Sono Ivana Serra, il mio paese d’origine è Abatemarco, frazione di Montano Antilia. Sono laureata in economia e commercio e lavoro come direttore amministrativo al liceo Francesco De Sanctis di Salerno.
Dove è nata e quanto tempo è rimasta nel paese d’origine, oppure quando e perché i suoi genitori si sono trasferiti in città?
Io in realtà sono nata in Svizzera, a Mannedorf, un piccolo paese vicino Zurigo. I miei genitori hanno vissuto lì per ben dieci anni da emigranti, con mio fratello più grande. Appena sono nata io siamo tornati in Cilento, ad Abatemarco. Da quel momento io sono cresciuta in paese, per poi trasferirmi a Salerno a 19 anni, da sola, per frequentare l’università.
Quante volte e in che occasioni torna nel suo paese di origine nel corso dell’anno?
Torno in paese a trovare i miei genitori e gli amici almeno una volta al mese. Ovviamente trascorro in paese anche la maggior parte delle festività e in generale dei giorni di ferie.
Cosa ricorda delle tradizioni della vita in paese di quando era giovane?
I miei ricordi sono principalmente legati alla cultura contadina. Sebbene impegnata negli studi, ho sempre aiutato, anche a volta controvoglia, i miei genitori nel lavoro dei campi. Ricordo con emozione la mietitura e la trebbiatura del grano. I miei nonni radunavano figli e nipoti, per noi piccoli era una festa. Si iniziava al mattino presto, e alle dieci si smetteva già di lavorare il resto della giornata si festeggiava, gareggiavamo a chi riusciva a mietere più grano. La trebbiatura era ancora più bella, perché il risultato del duro lavoro era visibile. I chicchi in tutti il loro splendore venivano portati al mulino per ricavarne la farina. Ricordo le distese dorate di chicchi nei granai, la consistenza della farina, l’odore del pane.
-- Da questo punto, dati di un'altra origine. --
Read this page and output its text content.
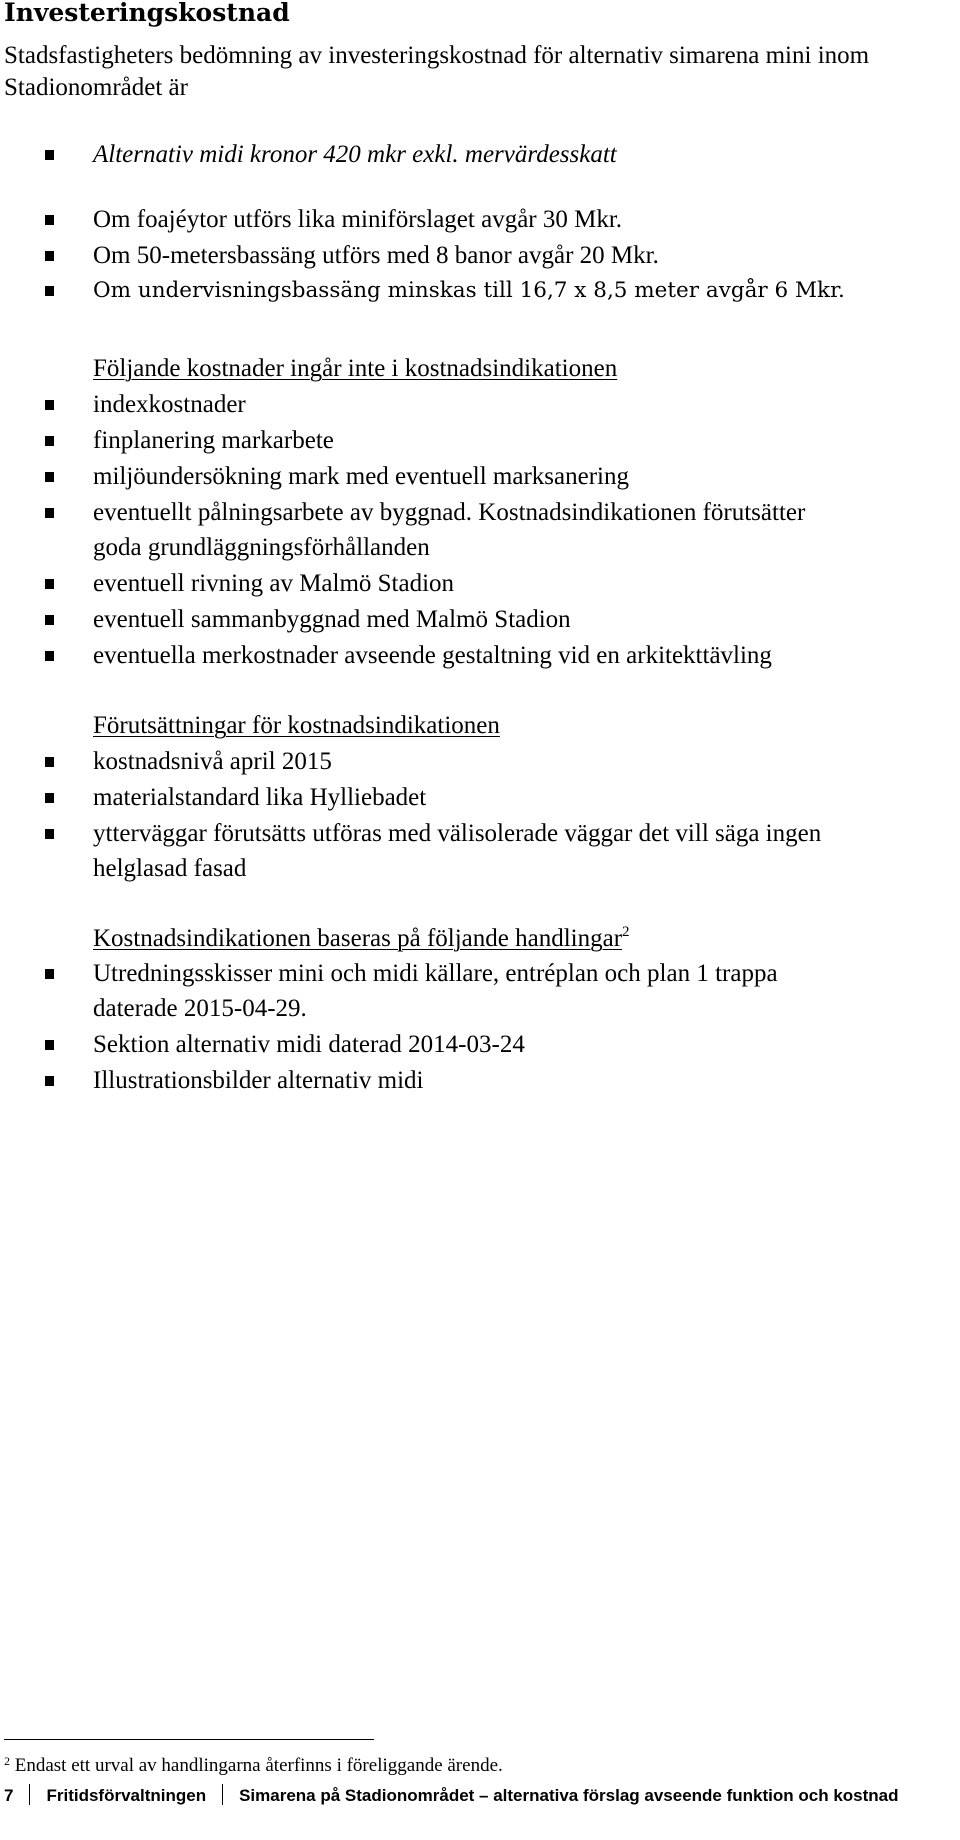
Investeringskostnad
Stadsfastigheters bedömning av investeringskostnad för alternativ simarena mini inom Stadionområdet är
Alternativ midi kronor 420 mkr exkl. mervärdesskatt
Om foajéytor utförs lika miniförslaget avgår 30 Mkr.
Om 50-metersbassäng utförs med 8 banor avgår 20 Mkr.
Om undervisningsbassäng minskas till 16,7 x 8,5 meter avgår 6 Mkr.
Följande kostnader ingår inte i kostnadsindikationen
indexkostnader
finplanering markarbete
miljöundersökning mark med eventuell marksanering
eventuellt pålningsarbete av byggnad. Kostnadsindikationen förutsätter
goda grundläggningsförhållanden
eventuell rivning av Malmö Stadion
eventuell sammanbyggnad med Malmö Stadion
eventuella merkostnader avseende gestaltning vid en arkitekttävling
Förutsättningar för kostnadsindikationen
kostnadsnivå april 2015
materialstandard lika Hylliebadet
ytterväggar förutsätts utföras med välisolerade väggar det vill säga ingen
helglasad fasad
Kostnadsindikationen baseras på följande handlingar$^2$
Utredningsskisser mini och midi källare, entréplan och plan 1 trappa
daterade 2015-04-29.
Sektion alternativ midi daterad 2014-03-24
Illustrationsbilder alternativ midi
$^2$ Endast ett urval av handlingarna återfinns i föreliggande ärende.
7 Fritidsförvaltningen Simarena på Stadionområdet – alternativa förslag avseende funktion och kostnad
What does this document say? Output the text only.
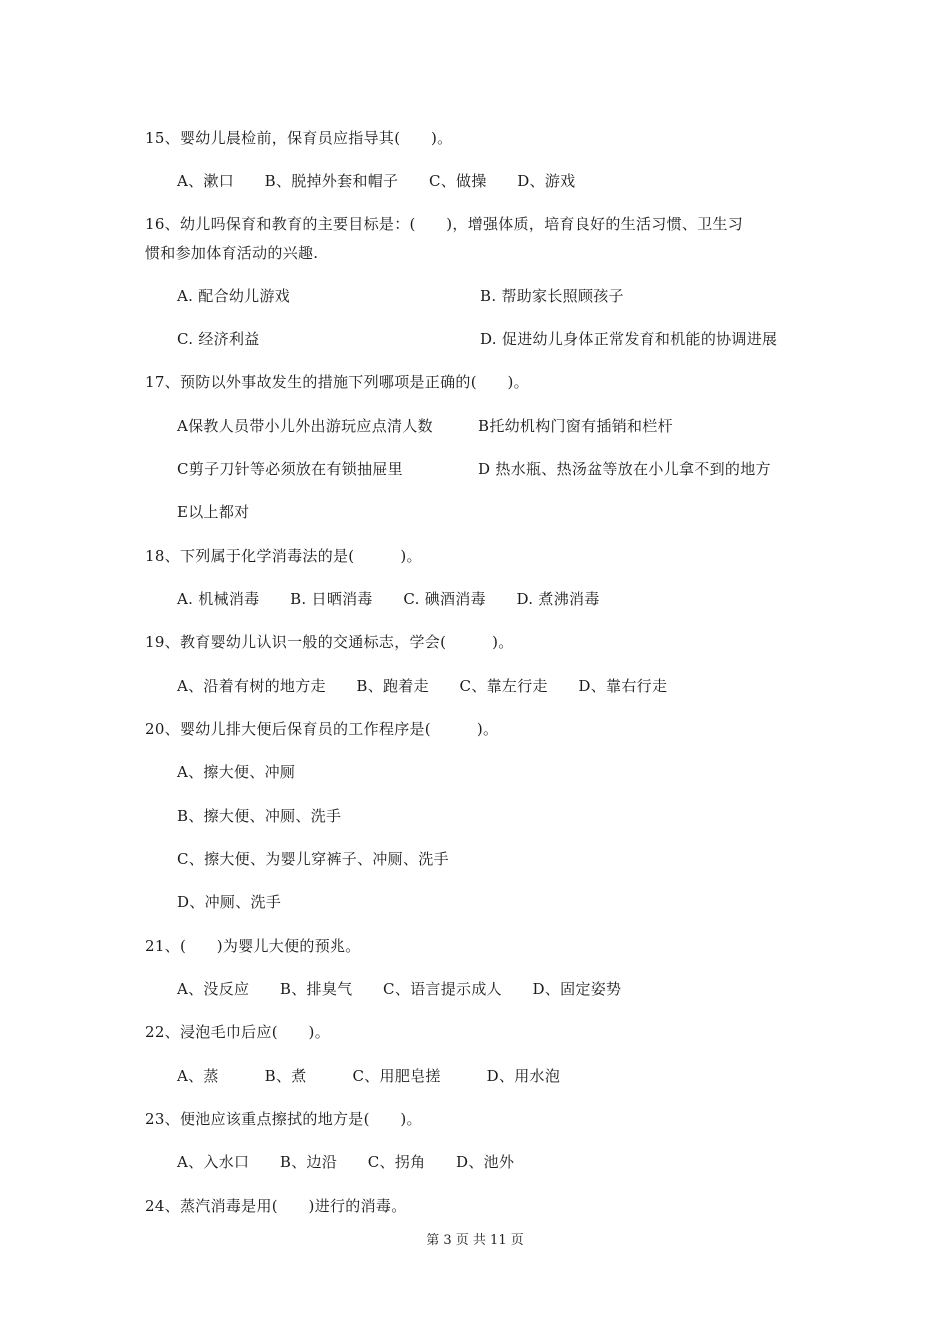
15、婴幼儿晨检前，保育员应指导其(  )。
A、漱口  B、脱掉外套和帽子  C、做操  D、游戏
16、幼儿吗保育和教育的主要目标是：(  )，增强体质，培育良好的生活习惯、卫生习
惯和参加体育活动的兴趣.
A. 配合幼儿游戏	B. 帮助家长照顾孩子
C. 经济利益	D. 促进幼儿身体正常发育和机能的协调进展
17、预防以外事故发生的措施下列哪项是正确的(  )。
A保教人员带小儿外出游玩应点清人数	B托幼机构门窗有插销和栏杆
C剪子刀针等必须放在有锁抽屉里	D 热水瓶、热汤盆等放在小儿拿不到的地方
E以上都对
18、下列属于化学消毒法的是(   )。
A. 机械消毒  B. 日晒消毒  C. 碘酒消毒  D. 煮沸消毒
19、教育婴幼儿认识一般的交通标志，学会(   )。
A、沿着有树的地方走  B、跑着走  C、靠左行走  D、靠右行走
20、婴幼儿排大便后保育员的工作程序是(   )。
A、擦大便、冲厕
B、擦大便、冲厕、洗手
C、擦大便、为婴儿穿裤子、冲厕、洗手
D、冲厕、洗手
21、(  )为婴儿大便的预兆。
A、没反应  B、排臭气  C、语言提示成人  D、固定姿势
22、浸泡毛巾后应(  )。
A、蒸   B、煮   C、用肥皂搓   D、用水泡
23、便池应该重点擦拭的地方是(  )。
A、入水口  B、边沿  C、拐角  D、池外
24、蒸汽消毒是用(  )进行的消毒。
第 3 页 共 11 页
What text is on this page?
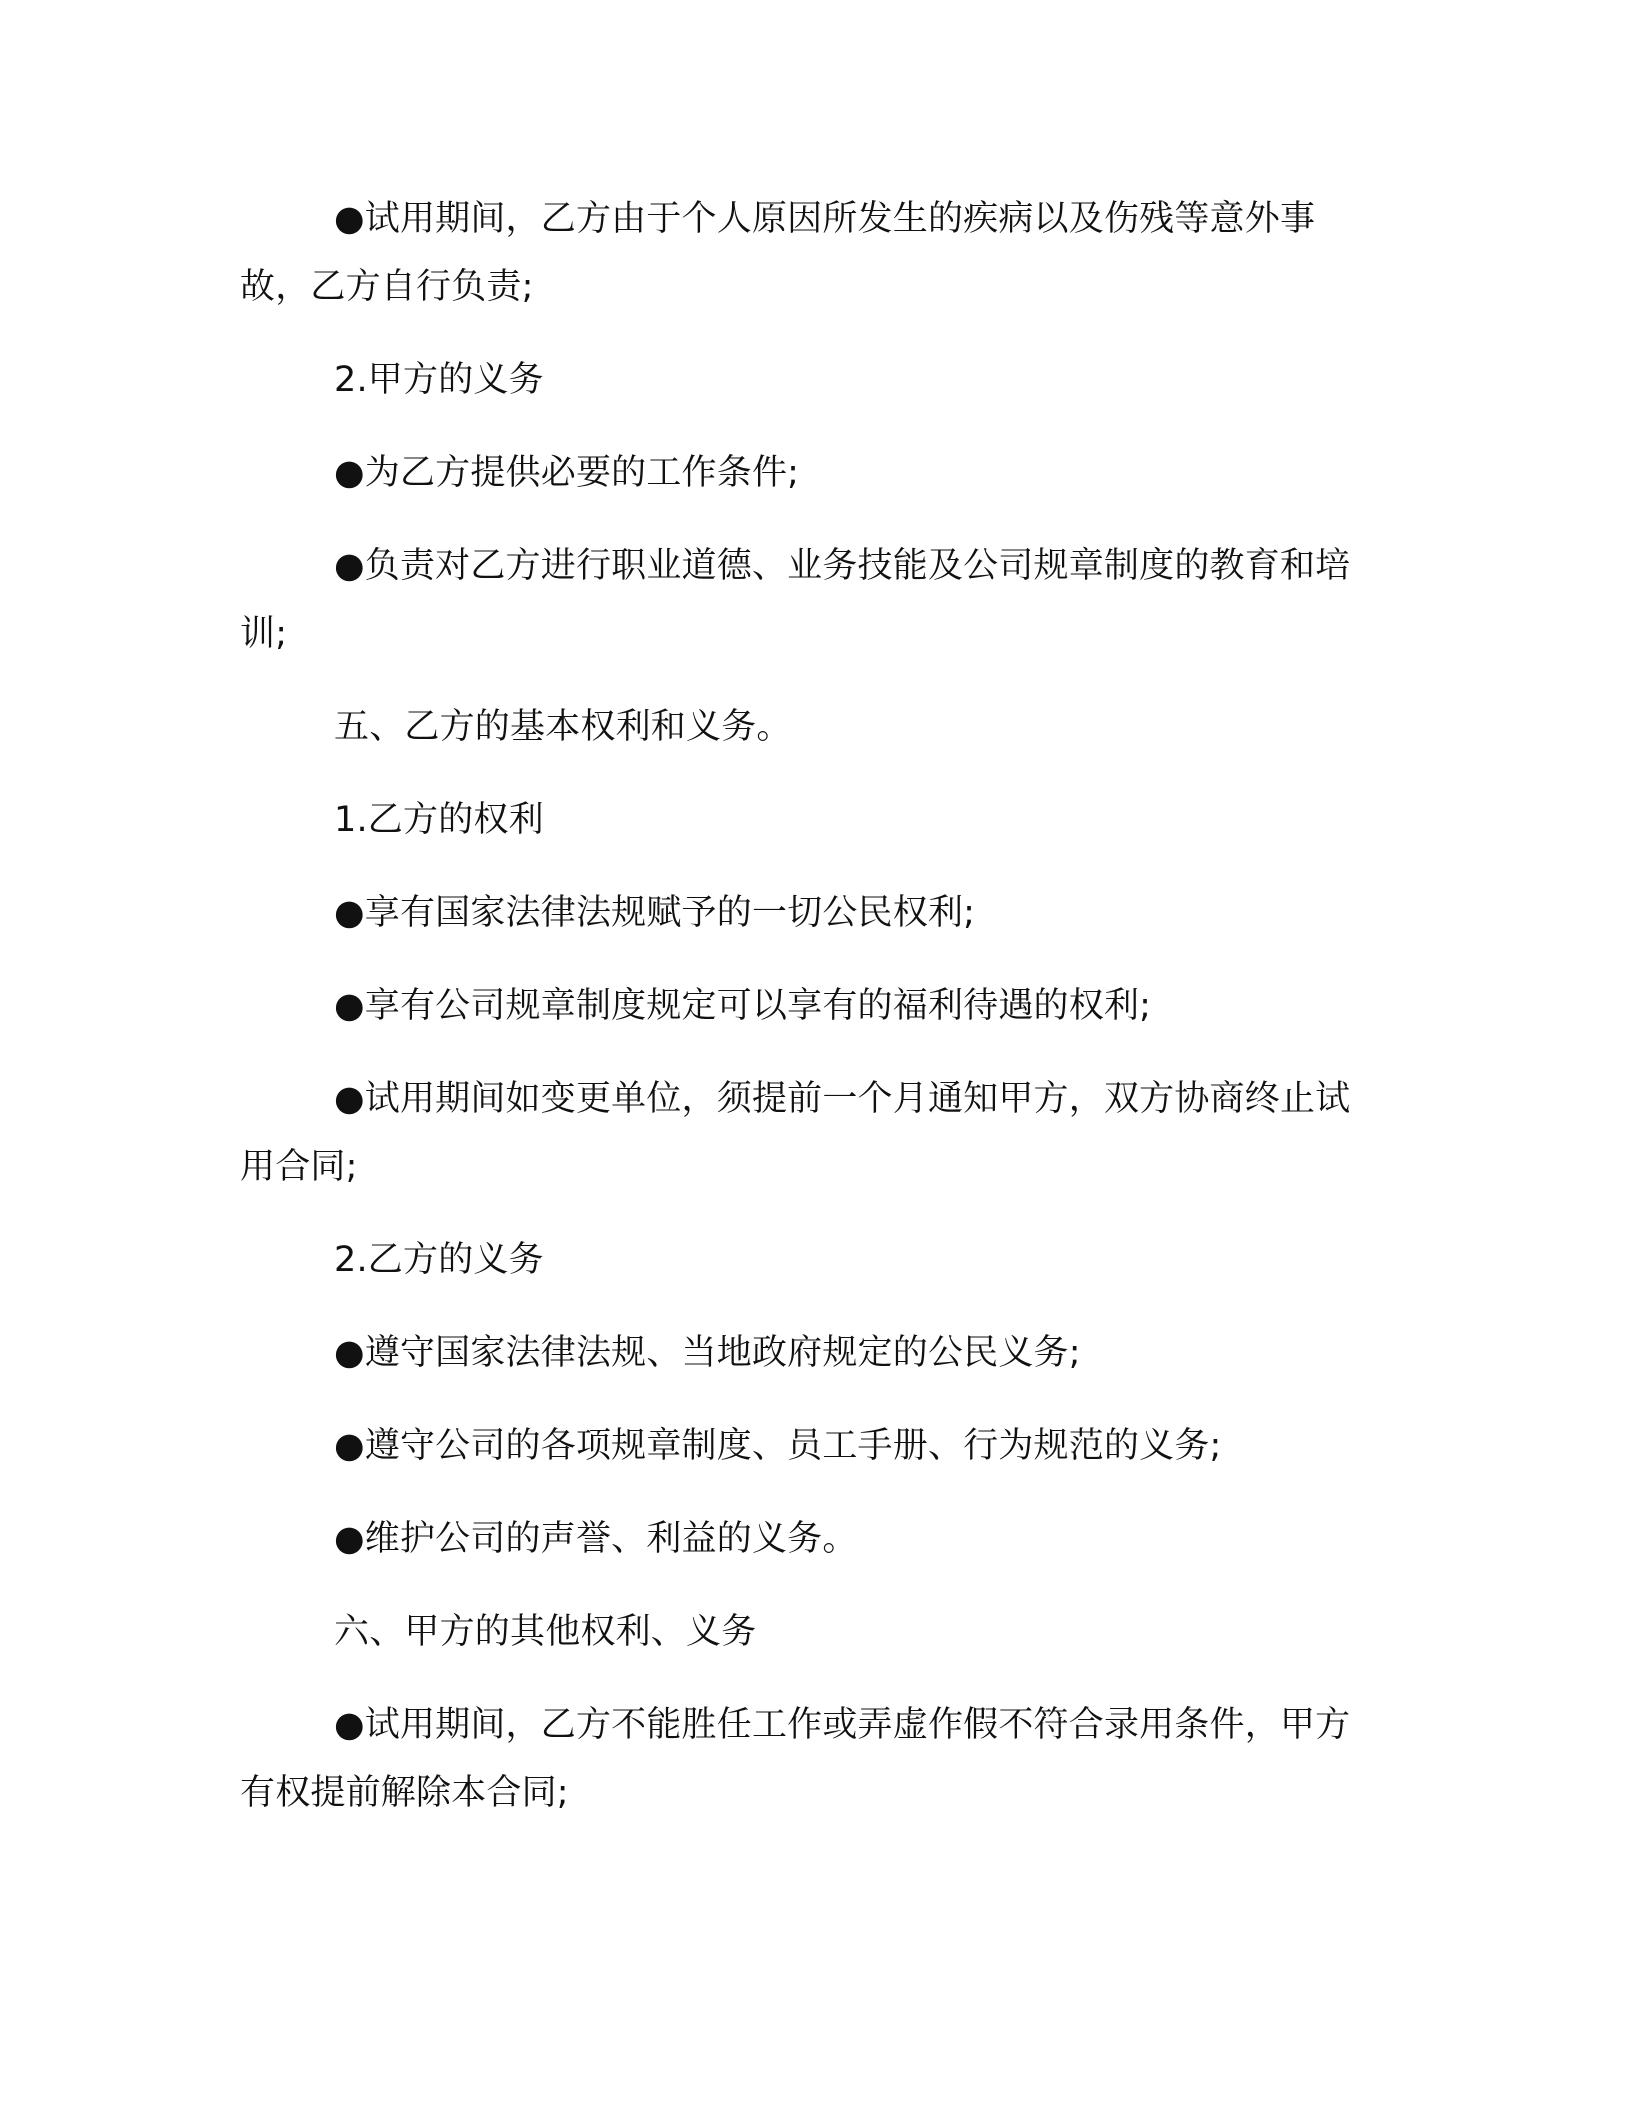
●试用期间，乙方由于个人原因所发生的疾病以及伤残等意外事故，乙方自行负责;

2.甲方的义务

●为乙方提供必要的工作条件;

●负责对乙方进行职业道德、业务技能及公司规章制度的教育和培训;

五、乙方的基本权利和义务。

1.乙方的权利

●享有国家法律法规赋予的一切公民权利;

●享有公司规章制度规定可以享有的福利待遇的权利;

●试用期间如变更单位，须提前一个月通知甲方，双方协商终止试用合同;

2.乙方的义务

●遵守国家法律法规、当地政府规定的公民义务;

●遵守公司的各项规章制度、员工手册、行为规范的义务;

●维护公司的声誉、利益的义务。

六、甲方的其他权利、义务

●试用期间，乙方不能胜任工作或弄虚作假不符合录用条件，甲方有权提前解除本合同;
Non posso non citare la vendemmia, in particolare il momento in cui pestavamo l’uva con i piedi. Quello che mi è rimasto è l’idea, che tutt’ora hanno i miei genitori, che è la natura che detta i tempi, e noi che ci dobbiamo adeguare.
Quali luoghi sono rimasti impressi nella sua memoria sia sotto l’aspetto del vissuto personale sia relativamente a fatti o episodi che hanno lasciato il segno?
Non saprei indicare un luogo preciso. Ho nel cuore tutto il territorio cilentano. La natura selvaggia e incontaminata dell’entroterra, le spiagge da sogno con la loro sabbia sottilissima. Da ragazza andavo spesso a San Severino di Centola, nella zona del borgo medioevale ormai disabitato. Luogo davvero suggestivo.
Crede che sia irreversibile la decadenza dei piccoli borghi dell’area parco del Cilento, Vallo di Diano e Alburni?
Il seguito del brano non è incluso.